Davos puts out word to a nucleus of former associates that he’s in need of safe passage to Paris. Each of these contacts are men for whom Davos has done significant favors — and each of them, in this instance, blinks. They ultimately decide to  hire someone outside of their circle, a solitary thief by the name of Éric Stark (Jean Paul Belmondo).

The plan is for Stark, posing as an ambulance driver, to bring his “patient” Davos for medical care in the city — a ruse that proves effective in getting past police roadblocks. It doesn’t hurt that a woman they’ve picked up on the way, Liliane (Sandra Milo), is an actress. Liliane, smitten with Stark, helps our anti-heroes by posing as a nurse.

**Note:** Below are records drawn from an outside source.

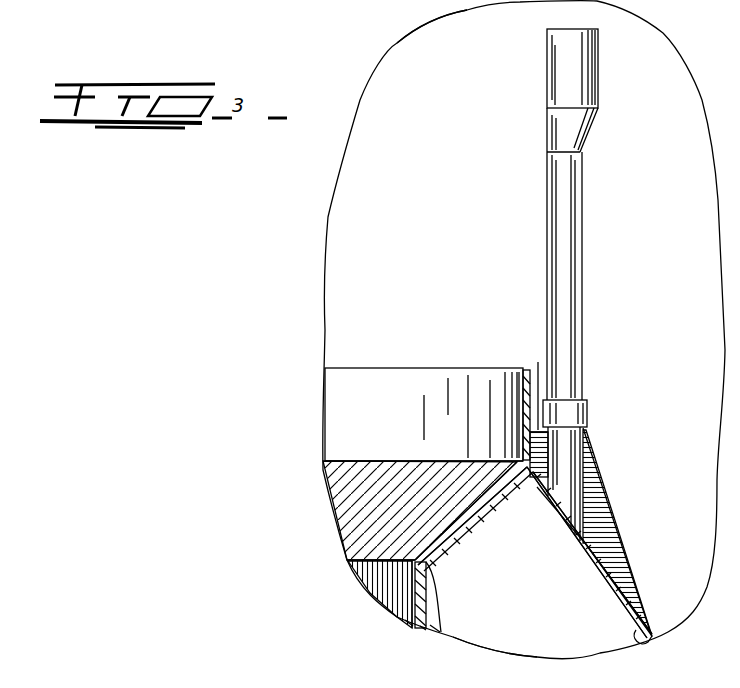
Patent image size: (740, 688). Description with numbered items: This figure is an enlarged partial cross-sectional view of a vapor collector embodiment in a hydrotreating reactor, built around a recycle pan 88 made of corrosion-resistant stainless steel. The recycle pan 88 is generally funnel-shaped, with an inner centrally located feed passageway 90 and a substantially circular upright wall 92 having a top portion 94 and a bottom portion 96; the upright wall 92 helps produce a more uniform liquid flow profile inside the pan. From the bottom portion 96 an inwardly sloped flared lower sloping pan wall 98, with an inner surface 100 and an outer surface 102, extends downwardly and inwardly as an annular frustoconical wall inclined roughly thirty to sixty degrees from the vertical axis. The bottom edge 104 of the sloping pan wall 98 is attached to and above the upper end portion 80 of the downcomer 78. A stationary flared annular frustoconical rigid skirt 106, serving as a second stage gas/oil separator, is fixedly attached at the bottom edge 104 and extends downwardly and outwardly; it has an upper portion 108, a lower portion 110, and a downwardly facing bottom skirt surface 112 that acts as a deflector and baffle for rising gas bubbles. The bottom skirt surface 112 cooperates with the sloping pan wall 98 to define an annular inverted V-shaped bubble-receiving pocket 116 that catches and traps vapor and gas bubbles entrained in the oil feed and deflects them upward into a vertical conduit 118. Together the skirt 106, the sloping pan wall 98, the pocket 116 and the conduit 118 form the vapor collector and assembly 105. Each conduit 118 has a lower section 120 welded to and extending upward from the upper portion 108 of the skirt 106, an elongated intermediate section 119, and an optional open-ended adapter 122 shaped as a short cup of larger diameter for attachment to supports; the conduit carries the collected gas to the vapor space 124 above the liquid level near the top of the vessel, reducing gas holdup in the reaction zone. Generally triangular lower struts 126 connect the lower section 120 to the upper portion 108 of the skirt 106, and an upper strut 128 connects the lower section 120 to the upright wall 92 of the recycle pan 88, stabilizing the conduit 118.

The downcomer 78 is at (414, 623).
The upper end portion 80 is at (428, 632).
The recycle pan 88 is at (405, 368).
The feed passageway 90 is at (367, 566).
The upright wall 92 is at (522, 392).
The top portion 94 is at (525, 370).
The bottom portion 96 is at (521, 462).
The sloping pan wall 98 is at (436, 556).
The inner surface 100 is at (462, 522).
The outer surface 102 is at (450, 537).
The bottom edge 104 is at (436, 630).
The vapor collector and assembly 105 is at (525, 474).
The skirt 106 is at (608, 580).
The upper portion 108 is at (537, 489).
The lower portion 110 is at (640, 643).
The bottom skirt surface 112 is at (592, 561).
The bubble-receiving pocket 116 is at (521, 600).
The vertical conduit 118 is at (582, 243).
The intermediate section 119 is at (547, 188).
The lower section 120 is at (585, 440).
The adapter 122 is at (598, 86).
The vapor space 124 is at (500, 92).
The lower strut 126 is at (620, 493).
The upper strut 128 is at (540, 400).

Cervantes wrote that “thieves are never rogues amongst themselves,” but tell that to the motley crew of underworld types who are chagrined when Stark actually succeeds in bringing their former partner-in-crime back to Paris. Davos is livid at their lack of loyalty, but he’s also in desperate straits: The law is closing in. One more big score should be enough to make it away clean. Stark is the only man Davos can trust.

Belmondo had yet to make a splash with “Breathless” (1960), but he inveigles himself into every scene here, playing off Ventura’s brooding thunder with a devil-may-care insouciance. 

The picture ends on a note that seems redolent of studio interference, and the oddments of voice-over narration feel tacked on. Still, “Classe Tous Risques” is an engaging amalgam, by turns casual and a hurly-burly, of documentary-like verisimilitude and sunlit noir. If you’re in the mood to witness a turning point at which old school wise-guys were upended by new school cool, this movie is an entertaining place to start.